Disastrous verging on Toxic

  Is that how you’d describe your prime relationship? Are you in the position of being bravely honest or cowardly lying about what you think and feel about your relationship? Perhaps that sounded extremely harsh… so what would be your description? Many times, those are the only two behavior options and we need to decide how we will respond. This is also when our character emerges in its unadulterated true form. Let’s call it as it is, unless we are honest about our feelings and thoughts, regardless of our excuses or motives, we are lying. 

  I think that sometimes our conscious ‘motives’ may be that we don’t want to hurt the other person. However, this motive can just as easily be viewed as self-protecting; that we don’t want to ‘deal with it’, whatever we think will result from our being honest. Our behavior can easily be misconstrued and then problems escalate. And at some point you will look at one another and ask – how did we get here? Perhaps you wouldn’t, had you been honest from the start.
  Obviously, the first question is related to whether or not the relationship is disastrous or toxic or simply just not ‘right’. When we are brave enough to broach the subject and express ourselves, then the other person has the same opportunity. They may or may not be feeling the same thing. Perhaps they are waiting for the ‘right moment’ (just like you) to express how they are feeling.

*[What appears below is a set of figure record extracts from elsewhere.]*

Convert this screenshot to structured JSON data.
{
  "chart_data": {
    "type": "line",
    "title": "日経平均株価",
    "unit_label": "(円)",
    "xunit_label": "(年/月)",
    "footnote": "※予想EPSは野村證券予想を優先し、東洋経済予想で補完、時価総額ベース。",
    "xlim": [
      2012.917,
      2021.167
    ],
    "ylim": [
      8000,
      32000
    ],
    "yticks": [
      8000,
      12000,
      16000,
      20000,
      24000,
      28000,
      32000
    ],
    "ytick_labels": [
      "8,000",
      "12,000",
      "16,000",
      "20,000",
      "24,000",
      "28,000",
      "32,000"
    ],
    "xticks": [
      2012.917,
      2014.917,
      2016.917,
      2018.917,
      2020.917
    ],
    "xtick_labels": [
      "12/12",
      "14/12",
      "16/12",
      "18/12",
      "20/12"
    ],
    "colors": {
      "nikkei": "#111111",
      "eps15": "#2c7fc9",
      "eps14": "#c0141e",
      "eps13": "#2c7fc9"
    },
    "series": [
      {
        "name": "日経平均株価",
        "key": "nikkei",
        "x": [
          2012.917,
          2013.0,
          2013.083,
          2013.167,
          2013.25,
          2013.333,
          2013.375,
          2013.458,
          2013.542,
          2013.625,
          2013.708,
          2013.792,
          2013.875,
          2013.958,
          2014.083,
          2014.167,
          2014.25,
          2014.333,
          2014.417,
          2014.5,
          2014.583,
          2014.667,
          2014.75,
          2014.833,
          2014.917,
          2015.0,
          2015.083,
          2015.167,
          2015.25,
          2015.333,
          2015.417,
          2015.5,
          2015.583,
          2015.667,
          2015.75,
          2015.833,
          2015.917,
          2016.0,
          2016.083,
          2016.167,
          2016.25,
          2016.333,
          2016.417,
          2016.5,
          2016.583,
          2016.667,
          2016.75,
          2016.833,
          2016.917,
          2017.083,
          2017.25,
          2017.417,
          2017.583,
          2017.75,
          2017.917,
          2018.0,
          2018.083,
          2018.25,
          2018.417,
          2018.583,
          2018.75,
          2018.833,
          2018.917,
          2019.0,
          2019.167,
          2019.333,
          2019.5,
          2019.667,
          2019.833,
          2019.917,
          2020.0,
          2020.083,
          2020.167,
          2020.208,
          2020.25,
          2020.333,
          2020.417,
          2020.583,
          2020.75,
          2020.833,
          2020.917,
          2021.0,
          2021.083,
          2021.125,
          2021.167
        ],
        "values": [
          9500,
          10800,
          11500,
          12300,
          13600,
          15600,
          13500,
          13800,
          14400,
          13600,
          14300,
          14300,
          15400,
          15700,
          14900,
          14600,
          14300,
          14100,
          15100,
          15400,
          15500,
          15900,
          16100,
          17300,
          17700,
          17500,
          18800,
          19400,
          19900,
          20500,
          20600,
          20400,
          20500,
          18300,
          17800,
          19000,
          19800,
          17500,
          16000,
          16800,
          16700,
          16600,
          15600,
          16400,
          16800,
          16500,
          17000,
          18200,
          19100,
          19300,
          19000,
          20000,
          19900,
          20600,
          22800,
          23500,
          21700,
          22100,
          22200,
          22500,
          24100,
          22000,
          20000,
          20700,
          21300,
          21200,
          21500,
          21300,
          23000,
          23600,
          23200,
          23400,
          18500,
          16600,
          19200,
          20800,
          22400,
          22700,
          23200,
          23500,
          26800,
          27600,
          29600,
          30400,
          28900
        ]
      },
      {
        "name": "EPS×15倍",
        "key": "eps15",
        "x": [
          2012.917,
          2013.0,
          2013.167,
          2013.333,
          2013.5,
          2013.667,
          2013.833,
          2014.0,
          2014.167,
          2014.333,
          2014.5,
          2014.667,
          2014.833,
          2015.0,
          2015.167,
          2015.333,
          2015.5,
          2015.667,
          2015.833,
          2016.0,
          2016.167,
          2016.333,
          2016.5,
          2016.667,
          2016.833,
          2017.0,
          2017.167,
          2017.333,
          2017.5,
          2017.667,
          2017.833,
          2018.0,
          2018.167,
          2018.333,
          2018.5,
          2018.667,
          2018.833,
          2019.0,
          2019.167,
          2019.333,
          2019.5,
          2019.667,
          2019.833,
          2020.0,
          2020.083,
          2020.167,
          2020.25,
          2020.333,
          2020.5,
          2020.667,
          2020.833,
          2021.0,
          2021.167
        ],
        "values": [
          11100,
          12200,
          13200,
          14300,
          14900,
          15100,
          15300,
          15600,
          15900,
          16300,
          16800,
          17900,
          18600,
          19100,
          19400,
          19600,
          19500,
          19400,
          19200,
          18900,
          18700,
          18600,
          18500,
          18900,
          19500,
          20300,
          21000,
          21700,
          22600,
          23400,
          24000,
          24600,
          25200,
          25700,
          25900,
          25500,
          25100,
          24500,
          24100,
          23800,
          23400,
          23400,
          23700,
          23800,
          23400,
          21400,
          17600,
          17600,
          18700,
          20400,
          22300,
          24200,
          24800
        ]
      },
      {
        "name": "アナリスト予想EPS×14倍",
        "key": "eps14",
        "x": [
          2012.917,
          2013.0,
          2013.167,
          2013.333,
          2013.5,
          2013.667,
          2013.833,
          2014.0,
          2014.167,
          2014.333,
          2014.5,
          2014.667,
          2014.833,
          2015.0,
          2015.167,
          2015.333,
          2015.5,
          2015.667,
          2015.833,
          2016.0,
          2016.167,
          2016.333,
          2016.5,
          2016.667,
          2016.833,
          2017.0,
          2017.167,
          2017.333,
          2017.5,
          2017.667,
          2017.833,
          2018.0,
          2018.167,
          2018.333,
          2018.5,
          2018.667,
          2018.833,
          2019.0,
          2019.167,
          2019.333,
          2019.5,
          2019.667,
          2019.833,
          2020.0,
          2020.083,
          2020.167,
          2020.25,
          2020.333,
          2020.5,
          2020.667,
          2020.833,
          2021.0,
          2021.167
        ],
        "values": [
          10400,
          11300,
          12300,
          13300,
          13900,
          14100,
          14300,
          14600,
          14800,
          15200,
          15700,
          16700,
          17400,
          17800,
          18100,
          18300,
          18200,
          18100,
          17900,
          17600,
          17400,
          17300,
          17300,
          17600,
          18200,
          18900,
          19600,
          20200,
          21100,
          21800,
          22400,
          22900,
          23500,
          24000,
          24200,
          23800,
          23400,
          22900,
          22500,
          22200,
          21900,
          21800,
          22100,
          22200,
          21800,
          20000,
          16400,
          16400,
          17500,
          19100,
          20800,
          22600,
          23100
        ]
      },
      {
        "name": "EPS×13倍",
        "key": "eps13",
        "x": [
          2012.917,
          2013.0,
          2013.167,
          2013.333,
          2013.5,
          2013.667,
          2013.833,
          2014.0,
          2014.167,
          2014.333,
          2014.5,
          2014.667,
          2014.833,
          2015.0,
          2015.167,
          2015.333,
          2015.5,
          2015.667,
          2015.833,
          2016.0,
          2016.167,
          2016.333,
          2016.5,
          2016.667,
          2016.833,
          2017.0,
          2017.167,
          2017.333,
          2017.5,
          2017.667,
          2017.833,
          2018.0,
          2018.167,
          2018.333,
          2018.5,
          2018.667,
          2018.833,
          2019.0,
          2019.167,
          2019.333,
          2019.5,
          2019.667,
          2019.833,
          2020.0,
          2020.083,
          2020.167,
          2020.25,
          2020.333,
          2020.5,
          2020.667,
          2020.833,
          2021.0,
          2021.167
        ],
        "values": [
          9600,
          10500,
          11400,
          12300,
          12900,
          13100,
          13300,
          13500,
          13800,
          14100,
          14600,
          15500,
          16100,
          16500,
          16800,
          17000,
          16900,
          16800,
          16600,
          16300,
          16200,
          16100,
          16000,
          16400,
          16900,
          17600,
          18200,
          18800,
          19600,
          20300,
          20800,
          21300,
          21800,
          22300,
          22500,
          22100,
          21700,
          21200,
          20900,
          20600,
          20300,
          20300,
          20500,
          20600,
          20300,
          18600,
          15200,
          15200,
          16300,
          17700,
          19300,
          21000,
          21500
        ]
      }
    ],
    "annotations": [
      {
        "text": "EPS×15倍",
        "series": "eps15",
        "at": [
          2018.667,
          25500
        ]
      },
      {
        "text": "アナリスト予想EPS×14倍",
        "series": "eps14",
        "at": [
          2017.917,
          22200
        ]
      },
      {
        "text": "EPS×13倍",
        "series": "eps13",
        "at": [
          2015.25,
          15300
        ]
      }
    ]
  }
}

The current reality may be that both people are expressing a lie to the other, without being aware. 

  If you are in a relationship and you never talk about the relationship and how it is growing, how you are growing, what you see in the other person, etc. then I believe a fair description of the relationship is – disastrous. It’s not that you are predetermining the relationship or making it staid by talking about it; it’s that you are sharing your heart, your self with the other person and listening to if the two of you are wanting the same goals. What would stop you from doing this? Self-preservation? A lack of trust? If trust is the reason then you really do need to look at the relationship.

  I would argue that this relates to ALL relationships from the somewhat casual to a spousal relationship. Especially in the latter case, communication is critical or you may find yourselves going in opposite directions – assuming the other person is on the same page… or even reading the same book. But even in ‘casual’ relationships, however you define the word, it’s important to know if what you understand is what the other person wants from the friendship. Actually… misunderstandings and hurt feelings can be avoided when you talk to each other. It may be disastrous, but it can be redeemed – even if you part – it doesn’t have to become toxic. No one benefits when everyone is hurt.